"Heigh ho!" she exclaimed, rising as soon as that song was over. "Now that I have made myself and all of you sad, I'll go to bed and sleep it off, as the drunkards do."

"Stay a moment," I said. "Remember, you promised to show me where my new acquaintance, Nat Turner, lives."

"Did I?" she answered. "I don't remember; but I'll do it, cousin; and, as you are curious in ebony, I'll introduce you to a stick of another tree; but a very curious one too--one of the best old men that ever lived, and one of the wisest also, although he is a pure African. There's something curious about Nat Turner, something mysterious, supernatural; but if ever there was a pure, gentle-minded Christian--an Israelite without guile--it is good uncle Jack."

"When shall it be, then?" I asked.

"Oh, after breakfast to-morrow," she answered. "Mrs. Stringer fancies that if I go out so early in the morning, the dews will give me a fever, though they have been falling on my head almost every day for one-and-twenty years--there's a confession, cousin Richard, don't I look like seventeen? I must make haste, dear Mrs. Stringer, or I shall lose my chance. Women are looked upon as old women at two-and-twenty. Dear me! What a deal to be done in one year--to find somebody to fall in love with--to get him to fall in love with me--to fall in love with him myself (that's the most difficult and longest task of them all)--to get married (but that's nothing; it can be done in half an hour)--and to get all my wedding clothes ready. But, good night, good night. I'll go and arrange it all with Julia while she is combing my hair; and I dare say I shall get through--with patience and perseverance."

[CHAPTER XI.]

It was a beautiful morning, and the breakfast was over by eight o'clock, notwithstanding the tremendously long grace with which Mr. McGrubber thought fit to season it. There was some chance, therefore, of a cool walk, although I could not think Mrs. Stringer's plan a good one; for it seems to me that the early mornings and the late evenings are the only endurable periods in a Virginian summer. Bessy Davenport ran up stairs to get some covering for her head; and I stood in the porch waiting for her, ready for our visit to my mysterious negro, and to the no less remarkable personage to whom she had promised to introduce me. But a moment before she came down, who should appear but Billy Byles coming round from the stable where he had put up his horse.

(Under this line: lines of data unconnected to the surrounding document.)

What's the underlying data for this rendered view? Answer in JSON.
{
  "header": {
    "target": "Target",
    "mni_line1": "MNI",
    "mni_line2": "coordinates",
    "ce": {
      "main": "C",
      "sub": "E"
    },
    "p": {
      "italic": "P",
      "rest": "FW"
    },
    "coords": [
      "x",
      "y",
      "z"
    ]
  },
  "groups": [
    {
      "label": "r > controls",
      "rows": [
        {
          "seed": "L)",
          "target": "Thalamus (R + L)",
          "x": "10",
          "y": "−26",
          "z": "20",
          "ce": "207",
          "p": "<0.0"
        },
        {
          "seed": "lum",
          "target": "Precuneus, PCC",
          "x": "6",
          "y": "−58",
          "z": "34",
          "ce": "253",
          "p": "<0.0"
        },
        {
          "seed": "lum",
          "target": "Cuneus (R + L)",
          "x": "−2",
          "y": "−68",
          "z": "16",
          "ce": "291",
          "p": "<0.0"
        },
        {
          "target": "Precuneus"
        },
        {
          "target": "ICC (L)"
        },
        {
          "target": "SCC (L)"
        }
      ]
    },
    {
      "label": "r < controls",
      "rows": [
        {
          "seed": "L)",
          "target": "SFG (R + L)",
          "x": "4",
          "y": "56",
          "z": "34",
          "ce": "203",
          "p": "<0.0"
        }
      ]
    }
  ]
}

"It is all arranged," he said, speaking in a low tone, and shaking me by the hand. "On Saturday morning at six, in Hunter's Wood."

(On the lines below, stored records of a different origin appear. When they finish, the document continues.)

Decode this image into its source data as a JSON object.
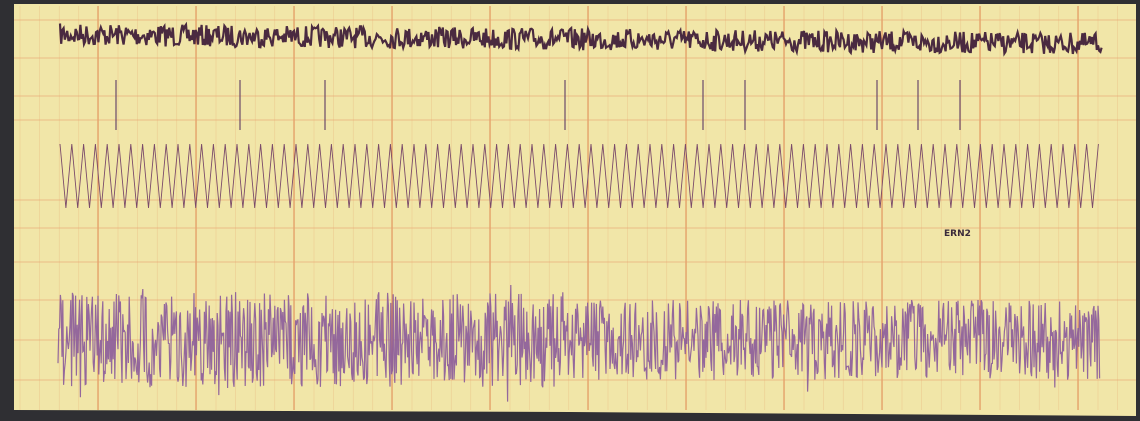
{
  "labels": {
    "station": "ERN2"
  }
}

"Why, that is three days still," I said, somewhat annoyed at the delay.

"We couldn't arrange it otherwise," he answered; "the pistols stuck in Bob Thornton's throat desperately. He did not care a d----n how he fought you for that matter--muskets and buckshot as lief as any other way; but he should have to send for pistols. I told him we were in the same predicament, but that pistols it must be; and so we fixed Saturday morning to give him time. You had better come over and dine with me on Friday, and take a bed at----" Just then appeared Bessy Davenport, and he stopped short; but I answered at once, as if he had concluded his sentence, "With a great deal of pleasure; at what hour do you dine?"